This post is just an introduction to a concept I think is important for content sites to be aware of, and that is content rot.
It's not based on any SEO principle.
What is content rot?
Content rot is the idea that the quality of content that you out out today will be sub-standard, or below the relevant standards in a few years.
How much effort you put into your content and the standard that you write at today helps to determine how long it's good for.
Decay rate
Based purely on Skylar's observation, most content will decay in quality at about 25% per year. It's more accurate to think of this as your content only being 75% as good as the previous year, as opposed to it being 0% after 4 years.
There's multiple ways to look at this:
- 25% of your content will drop below "good" every year
- your content will need to be rewritten, rephotographed or re-video'd every 4 years
The bar for how thoroughly a recipe should be written, how detailed the process shots are and whether or not you have a video is constantly being raised. In 2023, any post without process shots needs to be reshot.

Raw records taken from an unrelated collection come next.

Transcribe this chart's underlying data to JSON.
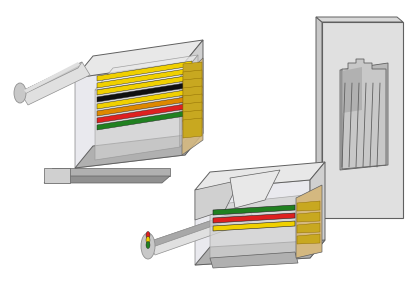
{
  "background_color": "#ffffff",
  "fig_width": 4.12,
  "fig_height": 2.84,
  "dpi": 100,
  "colors": {
    "body_light": "#e8e8e8",
    "body_mid": "#d0d0d0",
    "body_dark": "#b0b0b0",
    "body_darker": "#909090",
    "body_shadow": "#787878",
    "transparent_face": "#d8d8e0",
    "cable_light": "#e0e0e0",
    "cable_mid": "#c8c8c8",
    "cable_dark": "#a8a8a8",
    "wire_yellow": "#f0d000",
    "wire_green": "#208020",
    "wire_red": "#dd2020",
    "wire_black": "#101010",
    "wire_beige": "#d4b880",
    "gold": "#c8a820",
    "edge": "#606060",
    "edge_light": "#909090"
  }
}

They should also typically be numbered, and we're starting to consider video a requirement for recipes.
Managing content rot
In order to keep content quality as high as possible, we recommend updating all your content once per year except your top traffic drivers.

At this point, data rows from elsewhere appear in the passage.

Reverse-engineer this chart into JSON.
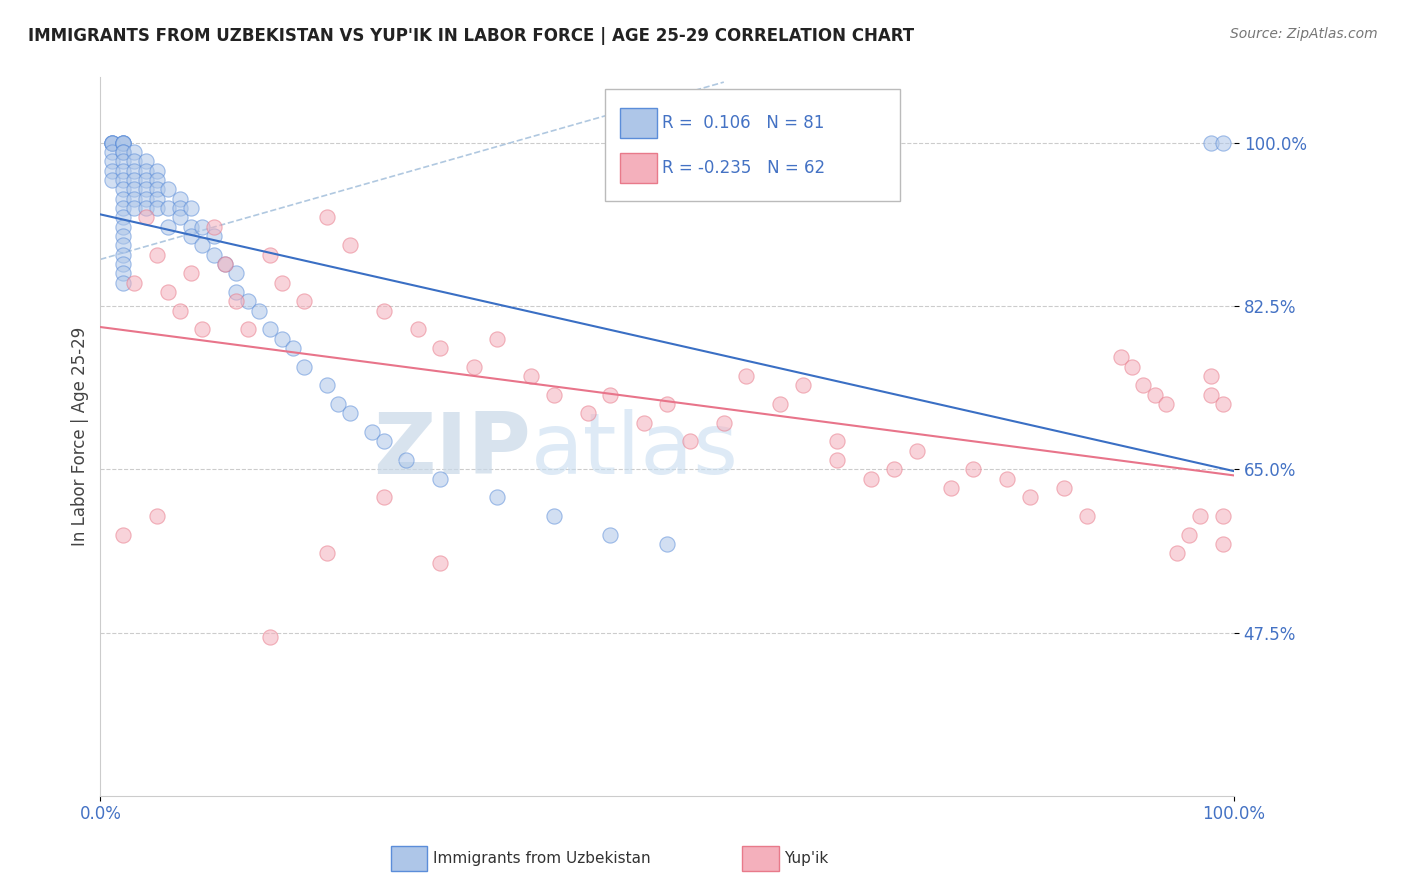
{
  "title": "IMMIGRANTS FROM UZBEKISTAN VS YUP'IK IN LABOR FORCE | AGE 25-29 CORRELATION CHART",
  "source": "Source: ZipAtlas.com",
  "ylabel": "In Labor Force | Age 25-29",
  "xlim": [
    0.0,
    1.0
  ],
  "ylim": [
    0.3,
    1.07
  ],
  "yticks": [
    0.475,
    0.65,
    0.825,
    1.0
  ],
  "ytick_labels": [
    "47.5%",
    "65.0%",
    "82.5%",
    "100.0%"
  ],
  "xticks": [
    0.0,
    1.0
  ],
  "xtick_labels": [
    "0.0%",
    "100.0%"
  ],
  "legend_entries": [
    {
      "label": "Immigrants from Uzbekistan",
      "color": "#aec6e8",
      "edge": "#5b8dd9",
      "R": 0.106,
      "N": 81
    },
    {
      "label": "Yup'ik",
      "color": "#f4b0bc",
      "edge": "#e87a8a",
      "R": -0.235,
      "N": 62
    }
  ],
  "blue_line_color": "#3a6fc4",
  "pink_line_color": "#e8748a",
  "dashed_line_color": "#b0c8e0",
  "scatter_alpha": 0.55,
  "scatter_size": 120,
  "background_color": "#ffffff",
  "grid_color": "#cccccc",
  "tick_color": "#4472c4",
  "watermark_zip": "ZIP",
  "watermark_atlas": "atlas",
  "watermark_zip_color": "#c8d8e8",
  "watermark_atlas_color": "#c8ddf0",
  "blue_scatter_x": [
    0.01,
    0.01,
    0.01,
    0.01,
    0.01,
    0.01,
    0.01,
    0.01,
    0.02,
    0.02,
    0.02,
    0.02,
    0.02,
    0.02,
    0.02,
    0.02,
    0.02,
    0.02,
    0.02,
    0.02,
    0.02,
    0.02,
    0.02,
    0.02,
    0.02,
    0.02,
    0.02,
    0.02,
    0.03,
    0.03,
    0.03,
    0.03,
    0.03,
    0.03,
    0.03,
    0.04,
    0.04,
    0.04,
    0.04,
    0.04,
    0.04,
    0.05,
    0.05,
    0.05,
    0.05,
    0.05,
    0.06,
    0.06,
    0.06,
    0.07,
    0.07,
    0.07,
    0.08,
    0.08,
    0.08,
    0.09,
    0.09,
    0.1,
    0.1,
    0.11,
    0.12,
    0.12,
    0.13,
    0.14,
    0.15,
    0.16,
    0.17,
    0.18,
    0.2,
    0.21,
    0.22,
    0.24,
    0.25,
    0.27,
    0.3,
    0.35,
    0.4,
    0.45,
    0.5,
    0.98,
    0.99
  ],
  "blue_scatter_y": [
    1.0,
    1.0,
    1.0,
    1.0,
    0.99,
    0.98,
    0.97,
    0.96,
    1.0,
    1.0,
    1.0,
    1.0,
    0.99,
    0.99,
    0.98,
    0.97,
    0.96,
    0.95,
    0.94,
    0.93,
    0.92,
    0.91,
    0.9,
    0.89,
    0.88,
    0.87,
    0.86,
    0.85,
    0.99,
    0.98,
    0.97,
    0.96,
    0.95,
    0.94,
    0.93,
    0.98,
    0.97,
    0.96,
    0.95,
    0.94,
    0.93,
    0.97,
    0.96,
    0.95,
    0.94,
    0.93,
    0.95,
    0.93,
    0.91,
    0.94,
    0.93,
    0.92,
    0.93,
    0.91,
    0.9,
    0.91,
    0.89,
    0.9,
    0.88,
    0.87,
    0.86,
    0.84,
    0.83,
    0.82,
    0.8,
    0.79,
    0.78,
    0.76,
    0.74,
    0.72,
    0.71,
    0.69,
    0.68,
    0.66,
    0.64,
    0.62,
    0.6,
    0.58,
    0.57,
    1.0,
    1.0
  ],
  "pink_scatter_x": [
    0.02,
    0.03,
    0.04,
    0.05,
    0.05,
    0.06,
    0.07,
    0.08,
    0.09,
    0.1,
    0.11,
    0.12,
    0.13,
    0.15,
    0.16,
    0.18,
    0.2,
    0.22,
    0.25,
    0.28,
    0.3,
    0.33,
    0.35,
    0.38,
    0.4,
    0.43,
    0.45,
    0.48,
    0.5,
    0.52,
    0.55,
    0.57,
    0.6,
    0.62,
    0.65,
    0.65,
    0.68,
    0.7,
    0.72,
    0.75,
    0.77,
    0.8,
    0.82,
    0.85,
    0.87,
    0.9,
    0.91,
    0.92,
    0.93,
    0.94,
    0.95,
    0.96,
    0.97,
    0.98,
    0.98,
    0.99,
    0.99,
    0.99,
    0.15,
    0.2,
    0.25,
    0.3
  ],
  "pink_scatter_y": [
    0.58,
    0.85,
    0.92,
    0.88,
    0.6,
    0.84,
    0.82,
    0.86,
    0.8,
    0.91,
    0.87,
    0.83,
    0.8,
    0.88,
    0.85,
    0.83,
    0.92,
    0.89,
    0.82,
    0.8,
    0.78,
    0.76,
    0.79,
    0.75,
    0.73,
    0.71,
    0.73,
    0.7,
    0.72,
    0.68,
    0.7,
    0.75,
    0.72,
    0.74,
    0.68,
    0.66,
    0.64,
    0.65,
    0.67,
    0.63,
    0.65,
    0.64,
    0.62,
    0.63,
    0.6,
    0.77,
    0.76,
    0.74,
    0.73,
    0.72,
    0.56,
    0.58,
    0.6,
    0.75,
    0.73,
    0.72,
    0.6,
    0.57,
    0.47,
    0.56,
    0.62,
    0.55
  ]
}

For each page, this can involve:
- answering reader questions
- checking how the search results have changed for your primary keyword
- rewriting the headings
- numbering process shots
- removing post/block-specific styling
We have a full list in the Recipe Update Checklist in the Feast Plugin.
This means that the more content you create, the more content you have to update each year.
Aiming to do this at least 1 month (maybe 2 months) before the post peaks in seasonality is a good idea.
An easy way to manage this is to organize your posts seasonally using the Holidays feature in the Feast Plugin.
Content quality
The effort you put into writing, photographing and filming high quality content goes a long way towards keeping it competitive.